Line 16. Taxes - list any monthly taxes you pay that you did not already put somewhere else.

  • Do not include income taxes taken out of your paycheck.  You already listed these on Schedule I. 
  • Do not include property taxes that you pay as part of your mortgage payment.  Check to may sure you already listed these taxes on Line 4 or 4b of this form. 

Line 17.  Monthly loan payments you are making on an installment loan.  An “installment loan” is any loan you pay back by making regular monthly payments for a set amount of time.  These include car loans, student loans, and personal loans.  Do not include credit cards or store charge accounts.  Only include loan payments you think you will be making after your bankruptcy, like car payments or student loans. 

Line 18.  Monthly payments you make for child support, alimony, or other support to another person.  Do not list amounts that are automatically deducted from your paycheck.  You already listed those expenses on Schedule I.

Line 19. Any money you pay for dependents who do not live in your home.  Include money you give to children in college here.

Line 21. Other monthly expenses you have that you have not already listed.  Include childcare expenses, bank fees, holiday gifts, etc. 

Line 24. Answer Yes or No to the question about next year’s expenses. 

  • Only list changes of 10% or more. 
  • Only list changes that you are pretty sure will happen.  For example, a child may be moving into or out of your household.  Or you may know that a child is going to need braces, so your medical expenses will go up.  If you expect any changes like this, list them here. 


Your income after expenses makes a difference.
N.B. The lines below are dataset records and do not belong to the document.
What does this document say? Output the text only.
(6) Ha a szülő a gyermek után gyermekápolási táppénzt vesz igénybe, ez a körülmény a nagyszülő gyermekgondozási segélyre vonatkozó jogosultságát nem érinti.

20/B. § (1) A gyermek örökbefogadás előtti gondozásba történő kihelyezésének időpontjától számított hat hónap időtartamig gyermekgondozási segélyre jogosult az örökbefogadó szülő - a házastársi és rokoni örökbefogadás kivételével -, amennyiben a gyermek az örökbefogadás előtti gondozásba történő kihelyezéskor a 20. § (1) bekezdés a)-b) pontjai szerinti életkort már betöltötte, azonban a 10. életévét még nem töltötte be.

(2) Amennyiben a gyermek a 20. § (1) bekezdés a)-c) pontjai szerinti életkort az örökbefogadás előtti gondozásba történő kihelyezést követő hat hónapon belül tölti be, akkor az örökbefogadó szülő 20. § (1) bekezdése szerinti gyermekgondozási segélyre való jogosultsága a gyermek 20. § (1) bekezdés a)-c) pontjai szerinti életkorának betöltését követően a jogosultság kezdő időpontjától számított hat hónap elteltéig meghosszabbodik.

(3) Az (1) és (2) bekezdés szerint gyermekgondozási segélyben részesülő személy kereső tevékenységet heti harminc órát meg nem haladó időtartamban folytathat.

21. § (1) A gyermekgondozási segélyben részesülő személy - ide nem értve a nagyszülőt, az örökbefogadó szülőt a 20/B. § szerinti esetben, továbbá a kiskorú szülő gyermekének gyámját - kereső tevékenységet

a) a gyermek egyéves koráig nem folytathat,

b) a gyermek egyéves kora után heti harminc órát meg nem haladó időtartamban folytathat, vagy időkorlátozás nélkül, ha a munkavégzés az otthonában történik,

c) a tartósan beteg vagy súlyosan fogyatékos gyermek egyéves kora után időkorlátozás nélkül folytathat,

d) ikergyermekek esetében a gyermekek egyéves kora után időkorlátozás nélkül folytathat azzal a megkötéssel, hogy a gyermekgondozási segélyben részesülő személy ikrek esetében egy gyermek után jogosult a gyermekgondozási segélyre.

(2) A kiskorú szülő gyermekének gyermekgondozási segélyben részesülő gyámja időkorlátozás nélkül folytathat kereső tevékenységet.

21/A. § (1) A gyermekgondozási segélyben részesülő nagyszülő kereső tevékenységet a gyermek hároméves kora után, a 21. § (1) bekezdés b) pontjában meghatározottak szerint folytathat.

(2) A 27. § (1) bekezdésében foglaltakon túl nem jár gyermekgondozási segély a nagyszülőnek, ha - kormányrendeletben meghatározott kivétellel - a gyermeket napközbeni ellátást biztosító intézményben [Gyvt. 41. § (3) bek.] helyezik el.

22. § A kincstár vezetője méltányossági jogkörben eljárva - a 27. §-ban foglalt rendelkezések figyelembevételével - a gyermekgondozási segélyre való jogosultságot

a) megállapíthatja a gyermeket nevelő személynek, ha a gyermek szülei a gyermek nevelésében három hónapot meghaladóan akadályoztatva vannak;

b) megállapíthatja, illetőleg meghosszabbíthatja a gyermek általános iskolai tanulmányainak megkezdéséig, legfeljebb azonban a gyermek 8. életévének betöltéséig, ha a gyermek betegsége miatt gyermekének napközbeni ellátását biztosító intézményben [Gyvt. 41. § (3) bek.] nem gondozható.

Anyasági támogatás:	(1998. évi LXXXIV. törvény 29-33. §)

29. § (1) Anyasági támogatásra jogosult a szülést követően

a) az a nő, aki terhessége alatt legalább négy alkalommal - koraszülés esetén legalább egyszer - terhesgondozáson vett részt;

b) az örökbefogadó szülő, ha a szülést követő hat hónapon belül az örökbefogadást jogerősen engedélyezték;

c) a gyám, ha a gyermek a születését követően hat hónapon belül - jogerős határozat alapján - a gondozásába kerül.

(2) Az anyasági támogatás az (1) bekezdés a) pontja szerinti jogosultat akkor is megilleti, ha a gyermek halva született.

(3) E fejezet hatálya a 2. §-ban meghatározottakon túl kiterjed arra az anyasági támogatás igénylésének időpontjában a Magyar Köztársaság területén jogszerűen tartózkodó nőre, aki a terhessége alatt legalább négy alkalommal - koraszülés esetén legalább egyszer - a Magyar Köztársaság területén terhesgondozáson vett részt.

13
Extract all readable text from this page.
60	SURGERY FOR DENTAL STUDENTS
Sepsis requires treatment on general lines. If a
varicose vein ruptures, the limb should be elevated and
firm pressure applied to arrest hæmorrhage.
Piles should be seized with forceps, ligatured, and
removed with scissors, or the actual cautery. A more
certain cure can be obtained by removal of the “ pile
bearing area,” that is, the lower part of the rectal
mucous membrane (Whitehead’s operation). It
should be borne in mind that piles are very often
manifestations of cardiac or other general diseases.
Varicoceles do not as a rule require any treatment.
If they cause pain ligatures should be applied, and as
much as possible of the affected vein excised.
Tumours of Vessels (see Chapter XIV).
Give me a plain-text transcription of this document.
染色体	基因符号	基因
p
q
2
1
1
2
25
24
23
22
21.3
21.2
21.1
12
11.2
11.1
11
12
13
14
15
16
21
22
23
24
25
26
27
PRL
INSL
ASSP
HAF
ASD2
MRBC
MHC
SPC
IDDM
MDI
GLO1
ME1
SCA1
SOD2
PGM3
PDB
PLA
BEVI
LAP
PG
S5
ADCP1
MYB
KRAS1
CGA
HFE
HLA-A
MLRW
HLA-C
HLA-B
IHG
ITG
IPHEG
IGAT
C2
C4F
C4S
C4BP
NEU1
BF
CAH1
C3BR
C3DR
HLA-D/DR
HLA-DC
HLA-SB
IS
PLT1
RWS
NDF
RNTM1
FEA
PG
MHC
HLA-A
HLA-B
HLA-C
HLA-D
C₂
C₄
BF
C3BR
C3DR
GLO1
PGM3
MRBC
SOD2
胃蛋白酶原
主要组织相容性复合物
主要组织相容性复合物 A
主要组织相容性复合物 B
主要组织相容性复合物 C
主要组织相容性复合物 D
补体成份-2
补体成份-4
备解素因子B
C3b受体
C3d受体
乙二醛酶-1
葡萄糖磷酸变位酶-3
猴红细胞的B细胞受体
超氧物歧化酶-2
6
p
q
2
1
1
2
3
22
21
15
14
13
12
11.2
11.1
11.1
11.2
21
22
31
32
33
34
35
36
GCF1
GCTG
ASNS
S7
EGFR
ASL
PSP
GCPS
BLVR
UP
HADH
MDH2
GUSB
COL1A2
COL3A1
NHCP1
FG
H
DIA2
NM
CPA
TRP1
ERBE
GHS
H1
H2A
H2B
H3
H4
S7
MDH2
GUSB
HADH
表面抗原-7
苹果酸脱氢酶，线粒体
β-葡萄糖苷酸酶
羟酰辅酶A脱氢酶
If it is too low, you cannot reaffirm your loan.  If it is too high, you cannot waive your filing fee.

  • If you are trying to reaffirm a car loan to keep a vehicle, your expenses must be less than your income. 
    Do you show money left over at the bottom of Schedule J? 
    Double-check your expenses.  Make sure you did not over-estimate anything. 
  • It costs money to file for bankruptcy.  The filing fee for a chapter 7 bankruptcy is $335. Bankruptcy court allows some people not to pay the filing fee, but you must show you cannot afford the fee. You can also ask to pay the fee in 4 payments.  If the court allows you to file and not pay the filing fee, they “waive” the fee. If you need a fee waiver, see How to Pay Filing Fee.

Many debtors want to reaffirm a vehicle and get a full waiver of the filing fee.  This means you have to meet both these requirements.  You must have more than zero left over, but you cannot pay the filing fee after you subtract your expenses from your income.

Filing without a lawyer

  • Bankruptcy is complicated. Filing without a lawyer is risky.
  • You can lose property and money. You can go to jail if you do not tell the truth.